Acting Defense Secretary Richard Spencer has authorized the additional deployment of 1,100 active-duty troops and 1,000 Texas National Guard soldiers to the U.S.-Mexico border, the Pentagon announced today.
They will join some 2,500 active-duty and 2,000 National Guard troops already there, for a total force of 6,600 on the border mission.
The new active-duty troops will arrive “in the next several weeks” and will provide “aerial surveillance, operational, logistical, and administrative support” to Customs and Border Patrol, Pentagon spokesperson Maj. Chris Mitchell said in a statement.
The increase in active-duty forces is required due to a “shortfall in volunteer National Guard personnel” conducting the same missions, Mitchell said.
The impending mobilization of the additional Texas National Guard troops was already announced late last month by Texas Gov. Greg Abbott, and the Department of Homeland Security sent a formal request for the extra Guard troops to the Pentagon earlier this month.

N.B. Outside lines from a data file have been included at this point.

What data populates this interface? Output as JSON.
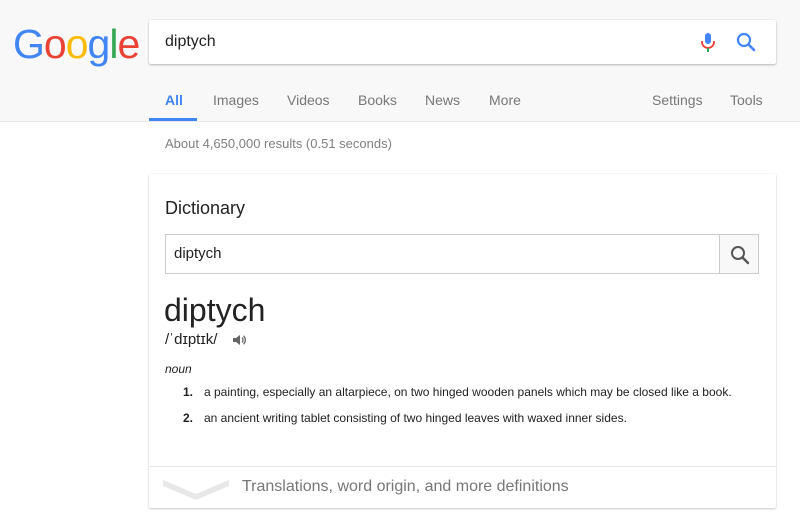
{
  "logo": {
    "letters": [
      "G",
      "o",
      "o",
      "g",
      "l",
      "e"
    ],
    "colors": [
      "#4285f4",
      "#ea4335",
      "#fbbc05",
      "#4285f4",
      "#34a853",
      "#ea4335"
    ]
  },
  "search": {
    "query": "diptych"
  },
  "tabs": [
    {
      "label": "All",
      "active": true
    },
    {
      "label": "Images"
    },
    {
      "label": "Videos"
    },
    {
      "label": "Books"
    },
    {
      "label": "News"
    },
    {
      "label": "More"
    },
    {
      "label": "Settings"
    },
    {
      "label": "Tools"
    }
  ],
  "stats": "About 4,650,000 results (0.51 seconds)",
  "dictionary": {
    "title": "Dictionary",
    "input_value": "diptych",
    "word": "diptych",
    "phonetic": "/ˈdɪptɪk/",
    "part_of_speech": "noun",
    "definitions": [
      {
        "num": "1.",
        "text": "a painting, especially an altarpiece, on two hinged wooden panels which may be closed like a book."
      },
      {
        "num": "2.",
        "text": "an ancient writing tablet consisting of two hinged leaves with waxed inner sides."
      }
    ],
    "more_link": "Translations, word origin, and more definitions"
  },
  "icons": {
    "mic": "mic-icon",
    "search": "search-icon",
    "speaker": "speaker-icon",
    "chevron": "chevron-down-icon"
  }
}
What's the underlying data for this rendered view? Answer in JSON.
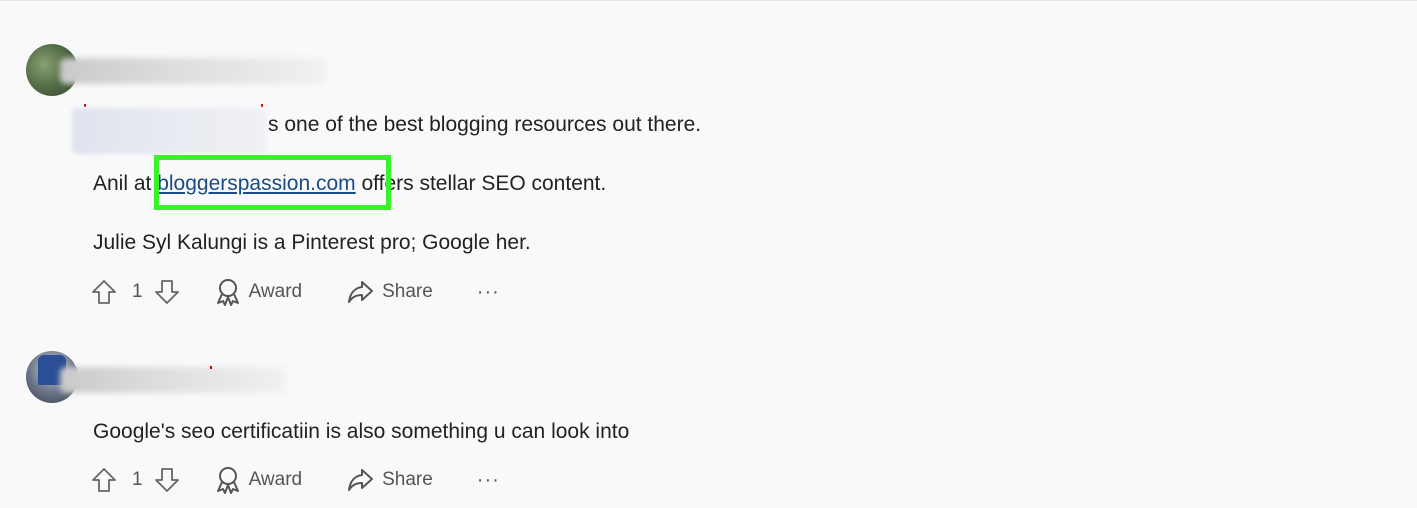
{
  "comments": [
    {
      "paragraphs": [
        "s one of the best blogging resources out there.",
        "Julie Syl Kalungi is a Pinterest pro; Google her."
      ],
      "link_line": {
        "prefix": "Anil at ",
        "link_text": "bloggerspassion.com",
        "suffix": " offers stellar SEO content."
      },
      "votes": "1",
      "award_label": "Award",
      "share_label": "Share",
      "more_label": "···"
    },
    {
      "paragraphs": [
        "Google's seo certificatiin is also something u can look into"
      ],
      "votes": "1",
      "award_label": "Award",
      "share_label": "Share",
      "more_label": "···"
    }
  ],
  "icons": {
    "upvote": "arrow-up-icon",
    "downvote": "arrow-down-icon",
    "award": "award-ribbon-icon",
    "share": "share-arrow-icon",
    "more": "more-dots-icon"
  },
  "colors": {
    "highlight": "#3af22b",
    "link": "#1b4c84",
    "background": "#f9f9f9"
  }
}
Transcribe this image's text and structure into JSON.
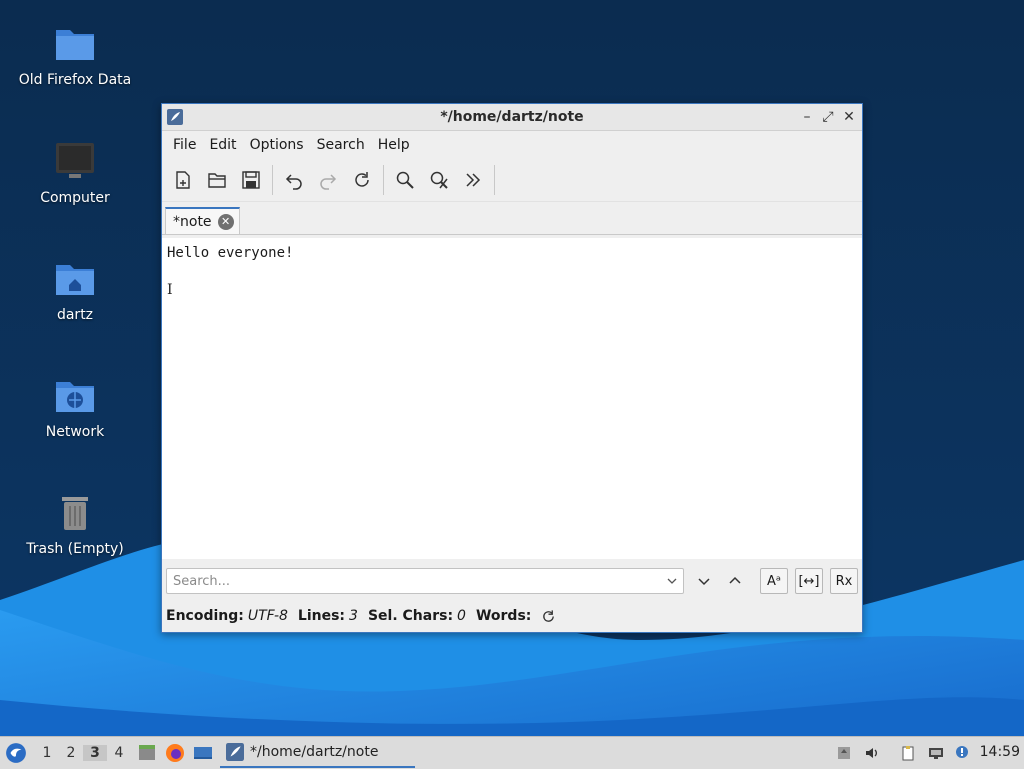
{
  "desktop": {
    "icons": [
      {
        "label": "Old Firefox Data",
        "icon": "folder-icon"
      },
      {
        "label": "Computer",
        "icon": "computer-icon"
      },
      {
        "label": "dartz",
        "icon": "home-folder-icon"
      },
      {
        "label": "Network",
        "icon": "network-folder-icon"
      },
      {
        "label": "Trash (Empty)",
        "icon": "trash-icon"
      }
    ]
  },
  "window": {
    "title": "*/home/dartz/note",
    "controls": {
      "minimize": "–",
      "maximize": "⤢",
      "close": "✕"
    },
    "menu": [
      "File",
      "Edit",
      "Options",
      "Search",
      "Help"
    ],
    "toolbar": [
      "new-file-icon",
      "open-folder-icon",
      "save-icon",
      "undo-icon",
      "redo-icon",
      "reload-icon",
      "find-icon",
      "replace-icon",
      "more-icon"
    ],
    "tab": {
      "label": "*note",
      "close": "✕"
    },
    "editor": {
      "lines": [
        "Hello everyone!",
        ""
      ],
      "caret": "I"
    },
    "search": {
      "placeholder": "Search..."
    },
    "search_buttons": {
      "match_case": "Aᵃ",
      "whole_word": "[↔]",
      "regex": "Rx"
    },
    "status": {
      "encoding_label": "Encoding:",
      "encoding_value": "UTF-8",
      "lines_label": "Lines:",
      "lines_value": "3",
      "sel_label": "Sel. Chars:",
      "sel_value": "0",
      "words_label": "Words:"
    }
  },
  "taskbar": {
    "workspaces": [
      "1",
      "2",
      "3",
      "4"
    ],
    "active_workspace": "3",
    "task_label": "*/home/dartz/note",
    "clock": "14:59"
  },
  "colors": {
    "accent": "#3a76bf",
    "desktop_dark": "#0a2d55",
    "wave_blue": "#1a7de0"
  }
}
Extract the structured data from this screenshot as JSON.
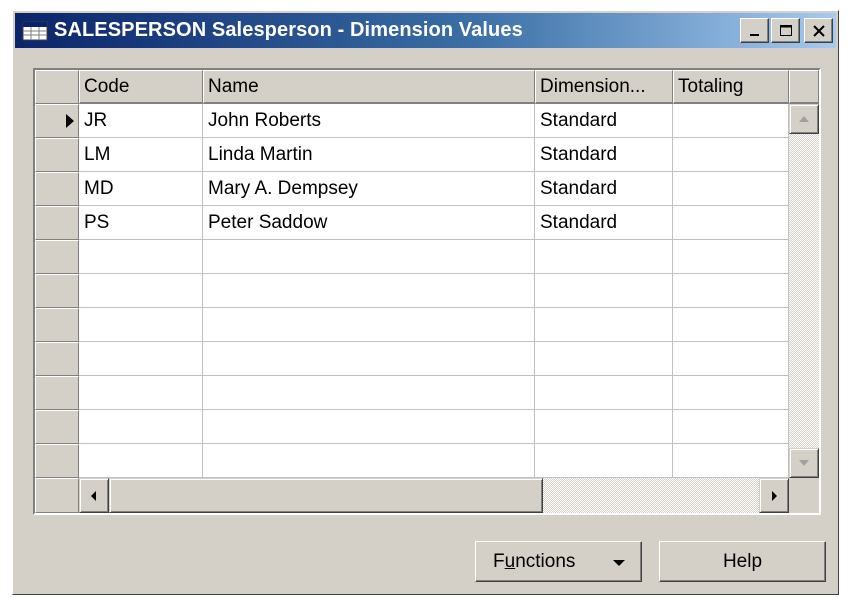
{
  "window": {
    "title": "SALESPERSON Salesperson - Dimension Values",
    "title_icon": "table-icon",
    "controls": [
      "minimize-icon",
      "maximize-icon",
      "close-icon"
    ]
  },
  "table": {
    "columns": [
      "Code",
      "Name",
      "Dimension...",
      "Totaling"
    ],
    "rows": [
      {
        "code": "JR",
        "name": "John Roberts",
        "dimension": "Standard",
        "totaling": ""
      },
      {
        "code": "LM",
        "name": "Linda Martin",
        "dimension": "Standard",
        "totaling": ""
      },
      {
        "code": "MD",
        "name": "Mary A. Dempsey",
        "dimension": "Standard",
        "totaling": ""
      },
      {
        "code": "PS",
        "name": "Peter Saddow",
        "dimension": "Standard",
        "totaling": ""
      }
    ],
    "empty_rows": 7,
    "current_row": 0
  },
  "buttons": {
    "functions_prefix": "F",
    "functions_mnemonic": "u",
    "functions_suffix": "nctions",
    "help": "Help"
  },
  "colors": {
    "titlebar_start": "#0a246a",
    "titlebar_end": "#a6caf0",
    "face": "#d4d0c8"
  }
}
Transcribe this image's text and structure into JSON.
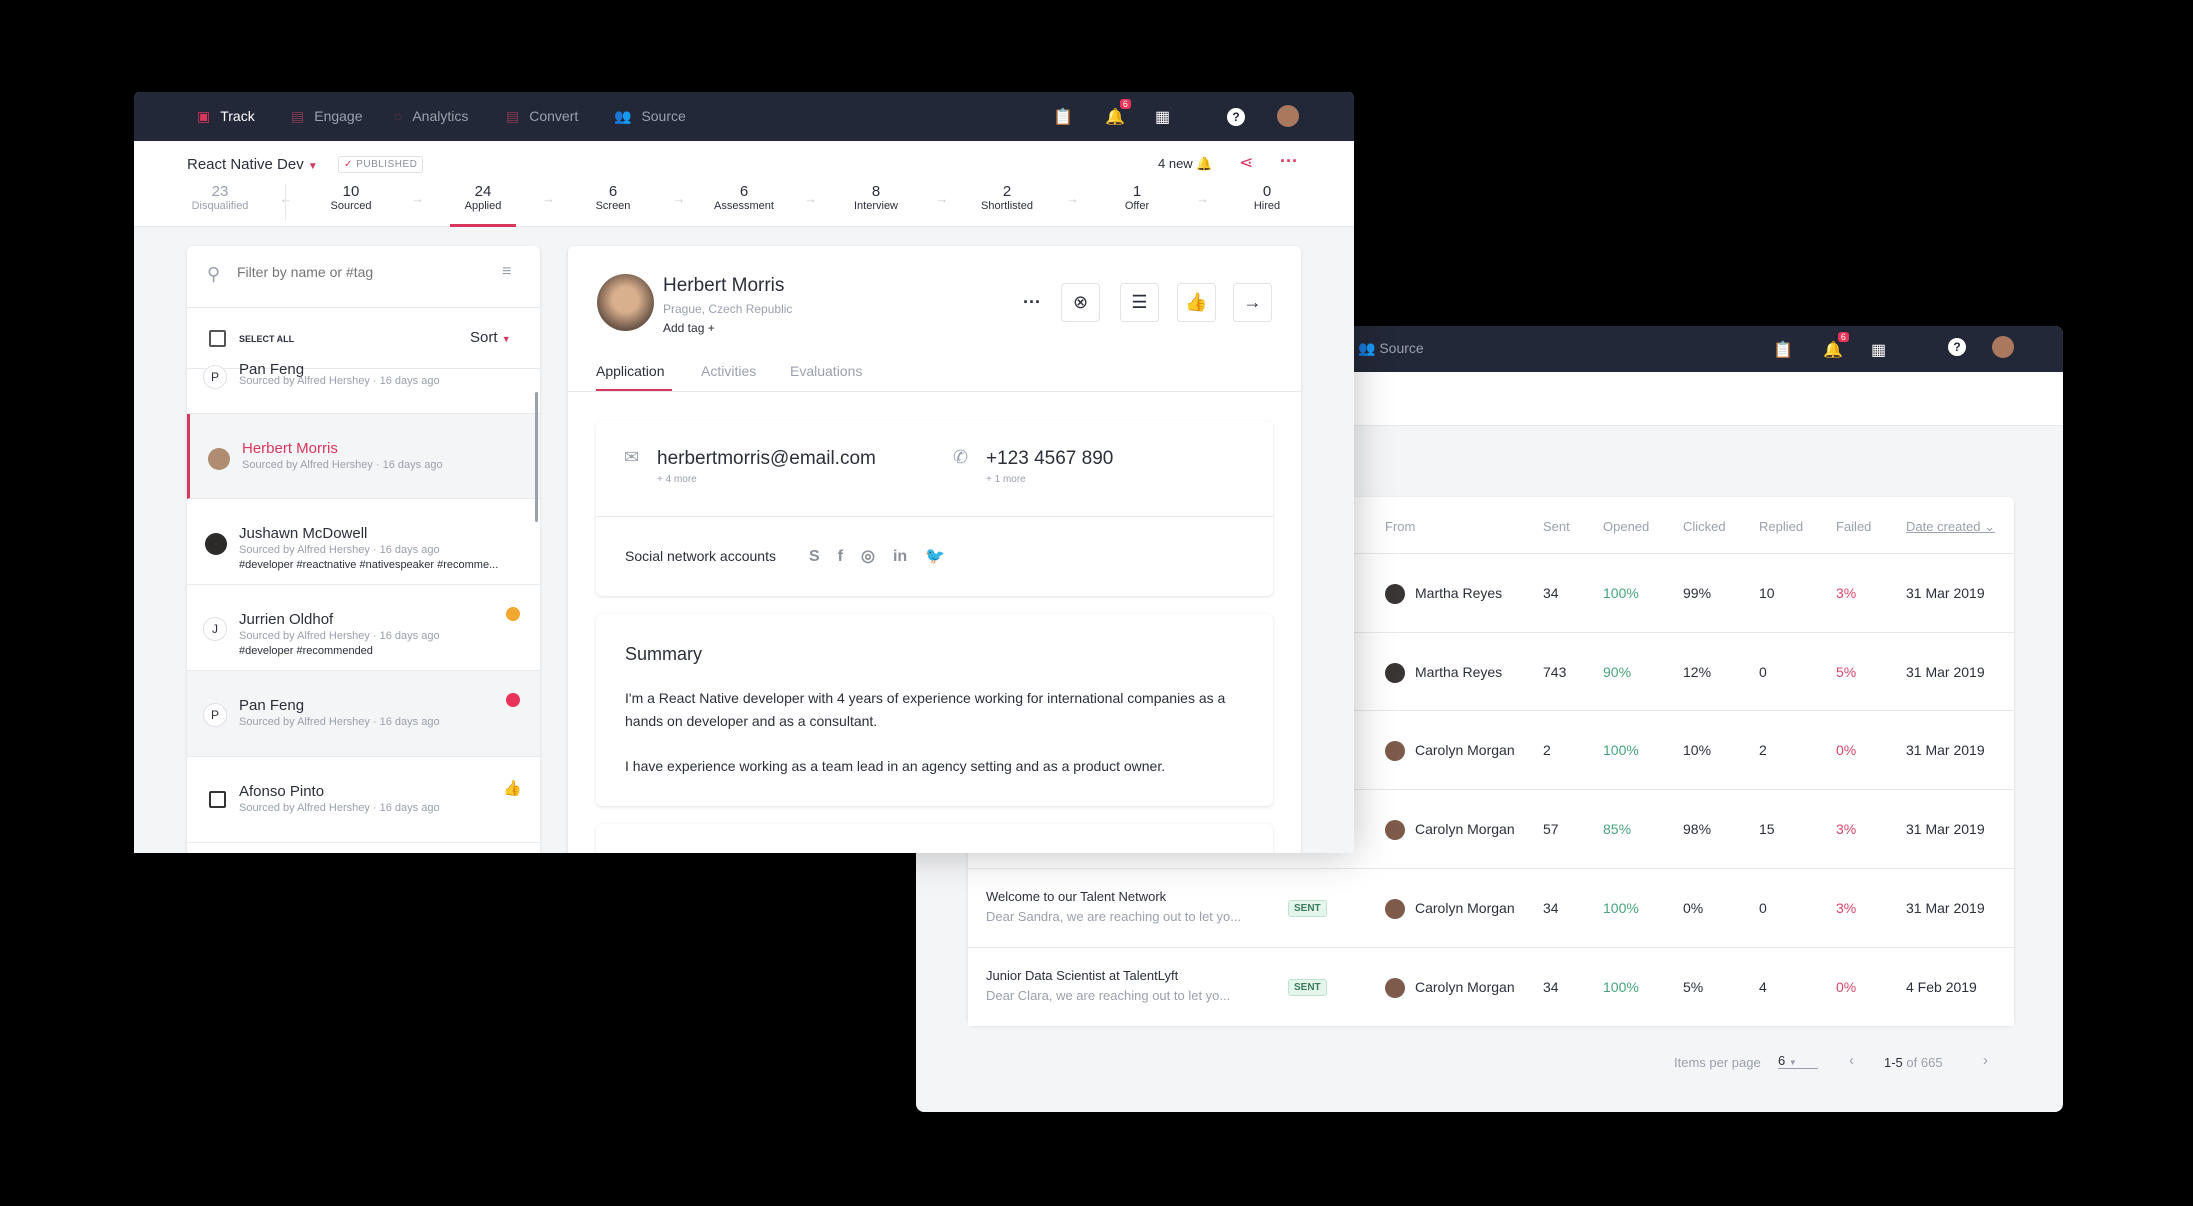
{
  "colors": {
    "accent": "#d9365e",
    "nav_bg": "#232838",
    "positive": "#46a37b",
    "negative": "#d9456a"
  },
  "front": {
    "nav": {
      "items": [
        {
          "label": "Track",
          "icon": "track-icon"
        },
        {
          "label": "Engage",
          "icon": "engage-icon"
        },
        {
          "label": "Analytics",
          "icon": "analytics-icon"
        },
        {
          "label": "Convert",
          "icon": "convert-icon"
        },
        {
          "label": "Source",
          "icon": "source-icon"
        }
      ],
      "notifications_count": "6"
    },
    "job": {
      "title": "React Native Dev",
      "status": "PUBLISHED",
      "new_count": "4 new"
    },
    "pipeline": [
      {
        "count": "23",
        "label": "Disqualified"
      },
      {
        "count": "10",
        "label": "Sourced"
      },
      {
        "count": "24",
        "label": "Applied"
      },
      {
        "count": "6",
        "label": "Screen"
      },
      {
        "count": "6",
        "label": "Assessment"
      },
      {
        "count": "8",
        "label": "Interview"
      },
      {
        "count": "2",
        "label": "Shortlisted"
      },
      {
        "count": "1",
        "label": "Offer"
      },
      {
        "count": "0",
        "label": "Hired"
      }
    ],
    "list": {
      "search_placeholder": "Filter by name or #tag",
      "select_all": "SELECT ALL",
      "sort": "Sort",
      "candidates": [
        {
          "name": "Pan Feng",
          "meta": "Sourced by Alfred Hershey  ·  16 days ago",
          "initial": "P"
        },
        {
          "name": "Herbert Morris",
          "meta": "Sourced by Alfred Hershey  ·  16 days ago"
        },
        {
          "name": "Jushawn McDowell",
          "meta": "Sourced by Alfred Hershey  ·  16 days ago",
          "tags": "#developer  #reactnative  #nativespeaker  #recomme..."
        },
        {
          "name": "Jurrien Oldhof",
          "meta": "Sourced by Alfred Hershey  ·  16 days ago",
          "tags": "#developer  #recommended",
          "initial": "J"
        },
        {
          "name": "Pan Feng",
          "meta": "Sourced by Alfred Hershey  ·  16 days ago",
          "initial": "P"
        },
        {
          "name": "Afonso Pinto",
          "meta": "Sourced by Alfred Hershey  ·  16 days ago"
        }
      ]
    },
    "profile": {
      "name": "Herbert Morris",
      "location": "Prague, Czech Republic",
      "add_tag": "Add tag +",
      "tabs": [
        "Application",
        "Activities",
        "Evaluations"
      ],
      "email": "herbertmorris@email.com",
      "email_more": "+ 4 more",
      "phone": "+123 4567 890",
      "phone_more": "+ 1 more",
      "social_label": "Social network accounts",
      "summary_title": "Summary",
      "summary_p1": "I'm a React Native developer with 4 years of experience working for international companies as a hands on developer and as a consultant.",
      "summary_p2": "I have experience working as a team lead in an agency setting and as a product owner."
    }
  },
  "back": {
    "nav": {
      "source": "Source",
      "notifications_count": "6"
    },
    "table": {
      "headers": [
        "From",
        "Sent",
        "Opened",
        "Clicked",
        "Replied",
        "Failed",
        "Date created"
      ],
      "rows": [
        {
          "title": "",
          "preview": "",
          "status": "",
          "from": "Martha Reyes",
          "sent": "34",
          "opened": "100%",
          "clicked": "99%",
          "replied": "10",
          "failed": "3%",
          "date": "31 Mar 2019"
        },
        {
          "title": "",
          "preview": "",
          "status": "",
          "from": "Martha Reyes",
          "sent": "743",
          "opened": "90%",
          "clicked": "12%",
          "replied": "0",
          "failed": "5%",
          "date": "31 Mar 2019"
        },
        {
          "title": "",
          "preview": "",
          "status": "",
          "from": "Carolyn Morgan",
          "sent": "2",
          "opened": "100%",
          "clicked": "10%",
          "replied": "2",
          "failed": "0%",
          "date": "31 Mar 2019"
        },
        {
          "title": "",
          "preview": "",
          "status": "",
          "from": "Carolyn Morgan",
          "sent": "57",
          "opened": "85%",
          "clicked": "98%",
          "replied": "15",
          "failed": "3%",
          "date": "31 Mar 2019"
        },
        {
          "title": "Welcome to our Talent Network",
          "preview": "Dear Sandra, we are reaching out to let yo...",
          "status": "SENT",
          "from": "Carolyn Morgan",
          "sent": "34",
          "opened": "100%",
          "clicked": "0%",
          "replied": "0",
          "failed": "3%",
          "date": "31 Mar 2019"
        },
        {
          "title": "Junior Data Scientist at TalentLyft",
          "preview": "Dear Clara, we are reaching out to let yo...",
          "status": "SENT",
          "from": "Carolyn Morgan",
          "sent": "34",
          "opened": "100%",
          "clicked": "5%",
          "replied": "4",
          "failed": "0%",
          "date": "4 Feb 2019"
        }
      ]
    },
    "pagination": {
      "label": "Items per page",
      "per_page": "6",
      "range": "1-5",
      "of": "of 665"
    }
  }
}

Some 250 of the new Guard troops will assist civilian law enforcement authorities at ports of entry and airports in Texas, Mitchell said, and the other 750 will help Customs and Border Protection staff at two “temporary adult migrant holding facilities” in Texas.
Civilian law enforcement will still supervise the migrants, Mitchell said, with the Guard troops providing “operational, logistical and administrative support” at the holding camps.